The Lion Queen was inspired by the true story of Rasila Vadher, the first woman guardian of the last Asiatic Lions of India’s Gir Forest. The book is gorgeously illustrated by Tara Anand and published by Cameron Kids.
There are two stories intertwined in the book–– the story of lions and of the lion queen.
Gir Forest in the state of Gujarat is the only place in the world where Asiatic lions are found. Everywhere else in Asia, they were hunted into extinction.
There came a time in India too when only a dozen lions were left. However, the 2020 census was very encouraging, showing that there were 674 lions in the Gir forest. It took about a hundred years, but it has now become one of the world’s most successful wildlife conservation stories.
In 2007, in a historic move, Gir forest hired women for the very first time.
Rasila was the first one.
I saw a documentary where I saw her darting fierce lions with tranquilizers, wrestling with pythons, saving leopards, arresting poachers, and nursing abandoned cubs on quiet days.
I was so fascinated that I knew I had to write her story.
Crafting an exciting story that seamlessly blends women’s power and protecting wildlife was a bit of a challenge. I wanted to create a story that kids would love and learn from.
During my research, I got carried away with the gripping story of the Asiatic lions. So, I thought the story would be better off as a graphic novel. I wrote the story in a graphic novel format, and eventually, it was acquired as a picture book. However, I made sure the story of Asiatic lions was still in there, even though I had to leave out many details.
It was important for me to make Rasila, the main character, feel real and relatable. I wanted to understand her feelings and what made her so brave. I even talked to her on the phone! She shared details that I would have never found otherwise. I also watched movies and documentaries about lions to learn more.

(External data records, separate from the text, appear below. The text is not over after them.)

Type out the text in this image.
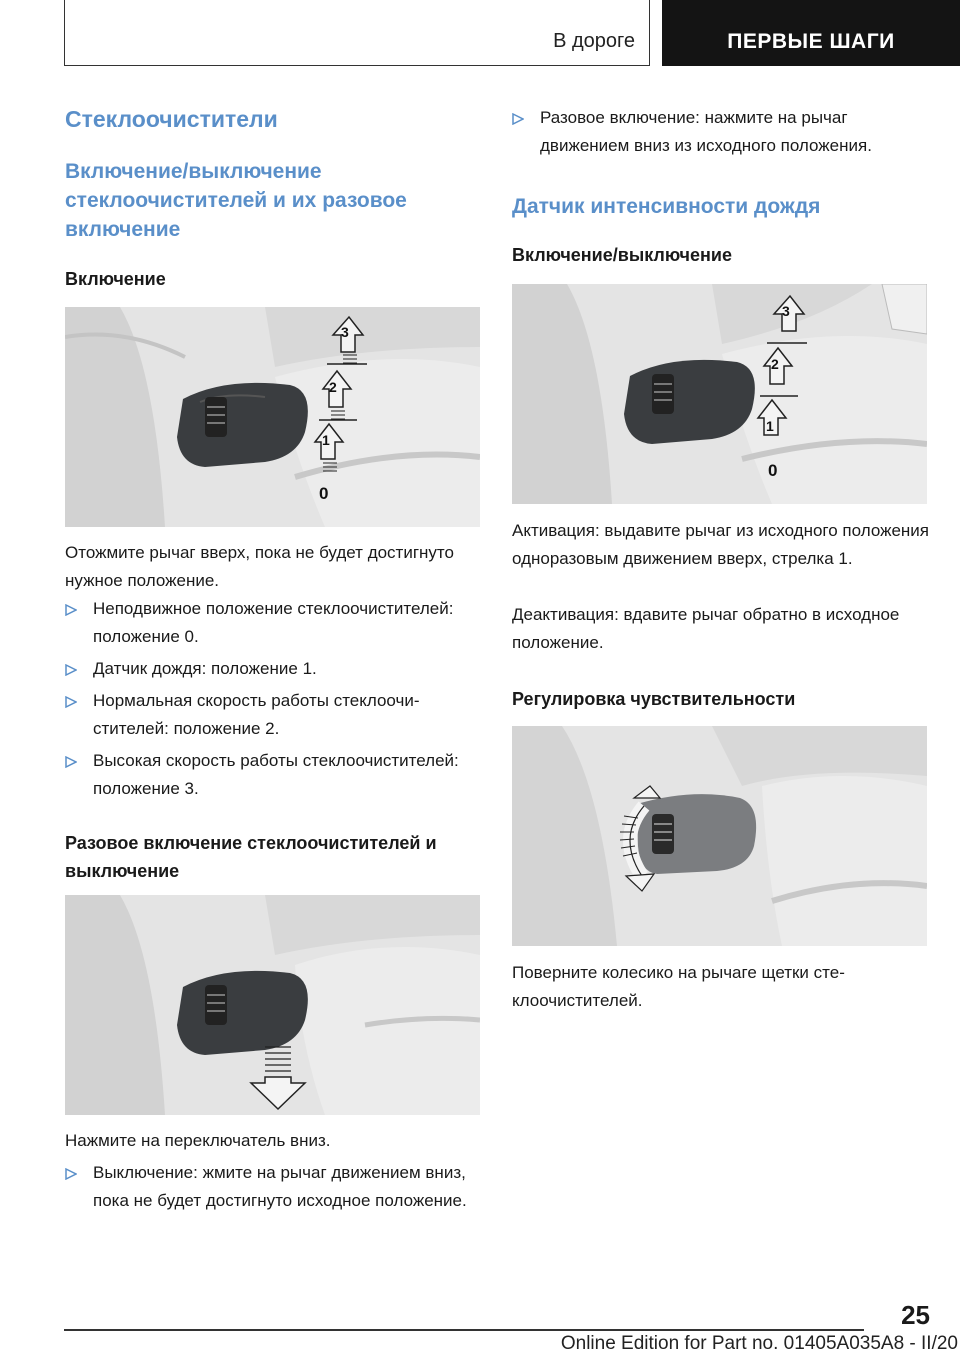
В дороге	ПЕРВЫЕ ШАГИ
Стеклоочистители
Включение/выключение стеклоочистителей и их разовое включение
Включение
3
2
1
0
Отожмите рычаг вверх, пока не будет достигнуто нужное положение.
Неподвижное положение стеклоочистителей: положение 0.
Датчик дождя: положение 1.
Нормальная скорость работы стеклоочистителей: положение 2.
Высокая скорость работы стеклоочистителей: положение 3.
Разовое включение стеклоочистителей и выключение
Нажмите на переключатель вниз.
Выключение: жмите на рычаг движением вниз, пока не будет достигнуто исходное положение.
Разовое включение: нажмите на рычаг движением вниз из исходного положения.
Датчик интенсивности дождя
Включение/выключение
3
2
1
0
Активация: выдавите рычаг из исходного положения одноразовым движением вверх, стрелка 1.
Деактивация: вдавите рычаг обратно в исходное положение.
Регулировка чувствительности
Поверните колесико на рычаге щетки стеклоочистителей.
25
Online Edition for Part no. 01405A035A8 - II/20
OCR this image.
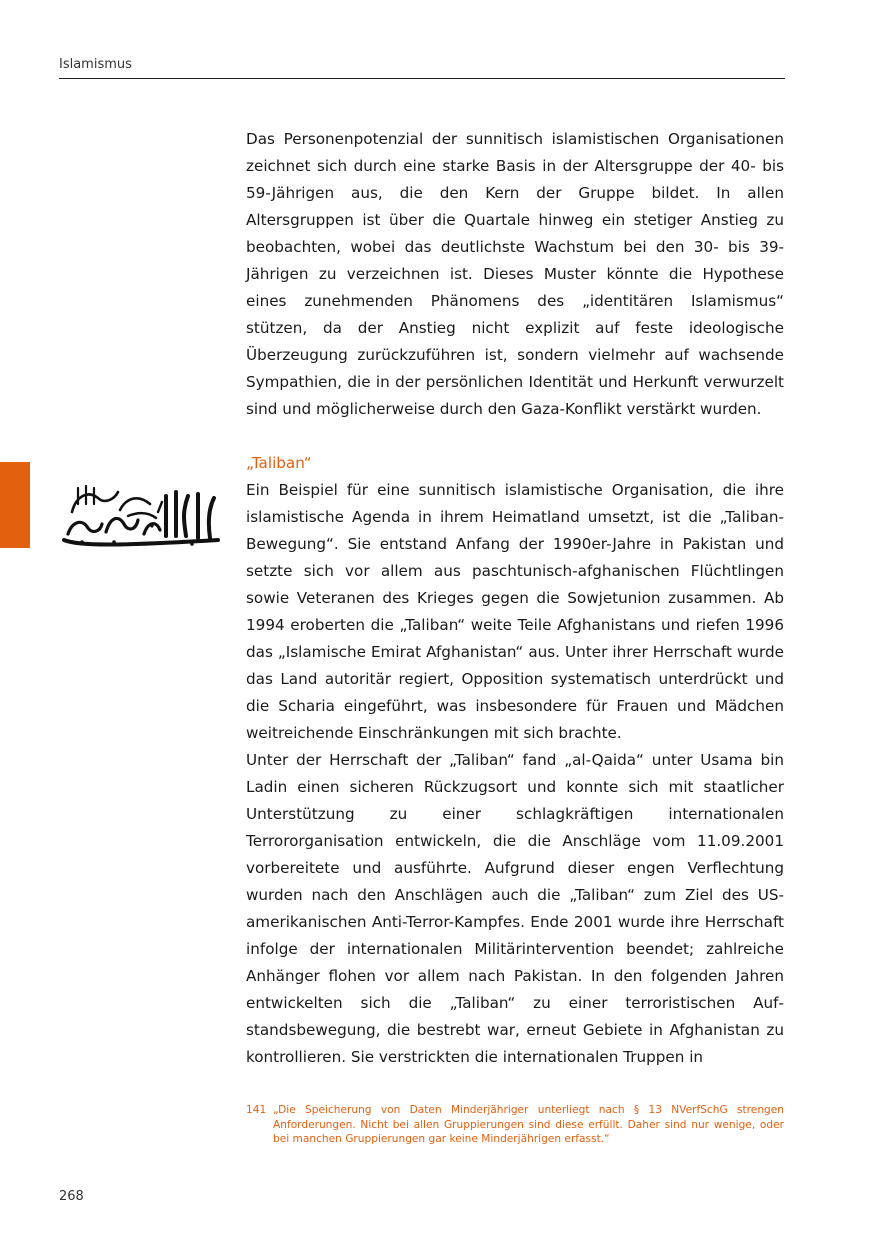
Islamismus

Das Personenpotenzial der sunnitisch islamistischen Organisationen zeichnet sich durch eine starke Basis in der Altersgruppe der 40- bis 59-Jährigen aus, die den Kern der Gruppe bildet. In allen Altersgruppen ist über die Quartale hinweg ein stetiger Anstieg zu beobachten, wobei das deutlichste Wachstum bei den 30- bis 39-Jährigen zu verzeichnen ist. Dieses Muster könnte die Hypothese eines zunehmenden Phänomens des „identitären Islamismus“ stützen, da der Anstieg nicht explizit auf feste ideologische Überzeugung zurückzuführen ist, sondern vielmehr auf wachsende Sympathien, die in der persönlichen Identität und Herkunft verwurzelt sind und möglicherweise durch den Gaza-Konflikt verstärkt wurden.

„Taliban“

Ein Beispiel für eine sunnitisch islamistische Organisation, die ihre islamistische Agenda in ihrem Heimatland umsetzt, ist die „Taliban-Bewegung“. Sie entstand Anfang der 1990er-Jahre in Pakistan und setzte sich vor allem aus paschtunisch-afghanischen Flüchtlingen sowie Veteranen des Krieges gegen die Sowjetunion zusammen. Ab 1994 eroberten die „Taliban“ weite Teile Afghanistans und riefen 1996 das „Islamische Emirat Afghanistan“ aus. Unter ihrer Herrschaft wurde das Land autoritär regiert, Opposition systematisch unterdrückt und die Scharia eingeführt, was insbesondere für Frauen und Mädchen weitreichende Einschränkungen mit sich brachte.

Unter der Herrschaft der „Taliban“ fand „al-Qaida“ unter Usama bin Ladin einen sicheren Rückzugsort und konnte sich mit staatlicher Unterstützung zu einer schlagkräftigen internationalen Terrororganisation entwickeln, die die Anschläge vom 11.09.2001 vorbereitete und ausführte. Aufgrund dieser engen Verflechtung wurden nach den Anschlägen auch die „Taliban“ zum Ziel des US-amerikanischen Anti-Terror-Kampfes. Ende 2001 wurde ihre Herrschaft infolge der internationalen Militärintervention beendet; zahlreiche Anhänger flohen vor allem nach Pakistan. In den folgenden Jahren entwickelten sich die „Taliban“ zu einer terroristischen Aufstandsbewegung, die bestrebt war, erneut Gebiete in Afghanistan zu kontrollieren. Sie verstrickten die internationalen Truppen in

141 „Die Speicherung von Daten Minderjähriger unterliegt nach § 13 NVerfSchG strengen Anforderungen. Nicht bei allen Gruppierungen sind diese erfüllt. Daher sind nur wenige, oder bei manchen Gruppierungen gar keine Minderjährigen erfasst.“
268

I used the lion’s roar as a metaphor for Rasila’s courage.
Both the lions and women are symbols of beauty and strength, yet they are surprisingly fragile against the forces of man. Despite the odds, they not only survived but thrived.
I hope my book will help readers discover their own roar and contribute to creating a compassionate world that resounds with the roar of the majestic lions.
The Lion Queen is on New York Public Library’s Best Books of 2023!
Kirkus called it ––A stirring story of persistence and courage.